Facebook is releasing to open source an internal tool called Sonar, a debugging platform that the company’s engineers and developers use to share information and investigate bugs during the mobile-app development process.
The platform is outgrowth of the company’s previously released Stetho tool, which is an Android-specific debugging tool. Sonar is designed for both Android and iOS apps and it has a modular design that allows other developers to extend the platform’s functionality through plugins. The tool comprises a desktop client and a mobile SDK through which developers can write their own clients and mobile plugins.
Facebook designed the Sonar platform specifically to address the problems that come with distributed teams of developers all working on a single project.
“One challenge that comes from having many engineers working collaboratively on larger apps is that typically no single person knows how every module works. This segmentation of knowledge and expertise can make it difficult to develop new features, investigate bugs, or optimize performance,” Emil Sjolander, a software engineer at Facebook, wrote in a post on Sonar.
“To help engineers at Facebook manage this complexity, we built Sonar, an extensible cross-platform debugging tool. Sonar gives us a surface where framework experts and developers can convey important information to framework users.”
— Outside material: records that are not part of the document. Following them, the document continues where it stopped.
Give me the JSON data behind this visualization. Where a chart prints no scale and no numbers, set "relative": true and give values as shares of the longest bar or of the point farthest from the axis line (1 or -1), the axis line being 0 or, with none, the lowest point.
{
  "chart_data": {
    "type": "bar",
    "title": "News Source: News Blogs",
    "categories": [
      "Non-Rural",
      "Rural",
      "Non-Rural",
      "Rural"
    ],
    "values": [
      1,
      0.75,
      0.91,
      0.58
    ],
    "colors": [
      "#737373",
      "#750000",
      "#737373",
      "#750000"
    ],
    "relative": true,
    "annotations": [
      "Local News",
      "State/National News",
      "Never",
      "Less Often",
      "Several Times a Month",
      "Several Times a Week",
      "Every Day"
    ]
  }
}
Developers using Sonar can install the mobile SDK inside the mobile app on which they’re working and that component will then send debugging information to the desktop client. The platform is meant to be extensible and Facebook’s internal engineers already have built a number of plugins for it, which also are part of the open source release.
“By working closely with framework and product developers inside Facebook from the start, we were able to ensure that our plugin APIs were powerful enough to build a wide range of tools. In fact, all the tools included in Sonar are themselves plugins; the core of Sonar only provides a set of UI components and manages the connection between devices. This means anyone can build equally powerful tools as custom plugins,” Sjolander said.